Los relatos en los casos AAMPETRA y colegio réplica Aguirre Abad son espeluznantes. “En el caso AAMPETRA, el abusador introducía marcadores en las vaginas de las niñas”, dice Carolina Baca. La doctora Virginia Gómez de la Torre, coautora del estudio Vidas robadas, dice que estos casos masivos podrían mostrar un problema aún mayor: la existencia de una red de pornografía infantil: “En el colegio réplica, los abusadores amarraron a los niños a un árbol y les orinaron encima. Esos son pedidos de catálogo de los pederastas internacionales”. Si no fuera por las madres que tuvieron la valentía de denunciar, las cosas seguían sucediendo. La exrectora del plantel aceptó que no denunció lo que sucedía. “Son las madres las que le ponen el cascabel al gato”, dice Gómez de la Torre. Son las madres las que nos están alertando de que esto es algo más frecuente de lo que muchos suponen: entre 2010 y 2014, hubo un promedio de 114 casos de abuso en escuelas y colegios.
La realidad en el Ecuador es sombría.
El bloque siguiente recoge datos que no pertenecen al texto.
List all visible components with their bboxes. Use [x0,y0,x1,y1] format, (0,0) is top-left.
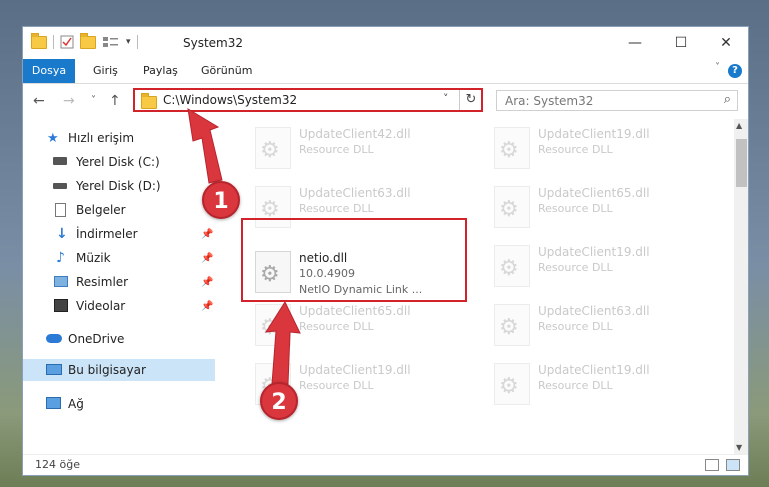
arrow-to-netio [265,300,301,385]
annotation-arrows [187,108,301,385]
arrow-to-address-bar [187,108,223,184]
step-1-badge: 1 [202,181,240,219]
step-2-badge: 2 [260,382,298,420]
Son trece delitos de los cuales estos casi tres mil niños, niñas y adolescentes han sido víctimas. Si se cuenta a aquellos que fueron víctimas indirectas porque presenciaron, vieron los efectos o sufrieron las secuelas de la violencia intrafamiliar, la cifra asciende meteórica y escalofriantemente: el Consejo de la Judicatura registra cerca de 125 mil casos entre 2014 y lo que va de 2017. Hay casi tantos casos como gente en la ciudad de Ibarra. Si es cierto que en el Ecuador solo se denuncian 2 de cada 10 delitos, el verdadero total podría pasar de seiscientas mil: el 10% de todas las niñas, niños y adolescentes que hay en el Ecuador. En estos números no se cuentan los más de dos mil embarazos de menores de 14 años, que —explica Virginia Gómez de la Torre— en su mayoría son producto de violencias sexuales. “Hay gente que dice ‘esas chicas también tienen noviecitos que son sus pares’, pero esos casos son los menos”.
Por todas estas víctimas nadie salió a las calles, ni dijo que un proyecto ley los amenazaba. Para muchos, el Ecuador es un santuario de la familia tradicional, donde los niños son protegidos por los valores y principios que la supuesta ideología de género pretende destruir. Pero los datos, los cada vez más públicos casos de violencia, demuestran que en el país las cosas ya están muy mal para los niños, niñas y adolescentes. Y no se han aprobado leyes, ni se autorizado el matrimonio entre personas del mismo género, ni se ha promovido la educación sexual inclusiva y directa. Todos estos delitos sucedieron en el Ecuador que no escoge con la misma vehemencia las razones para marchar.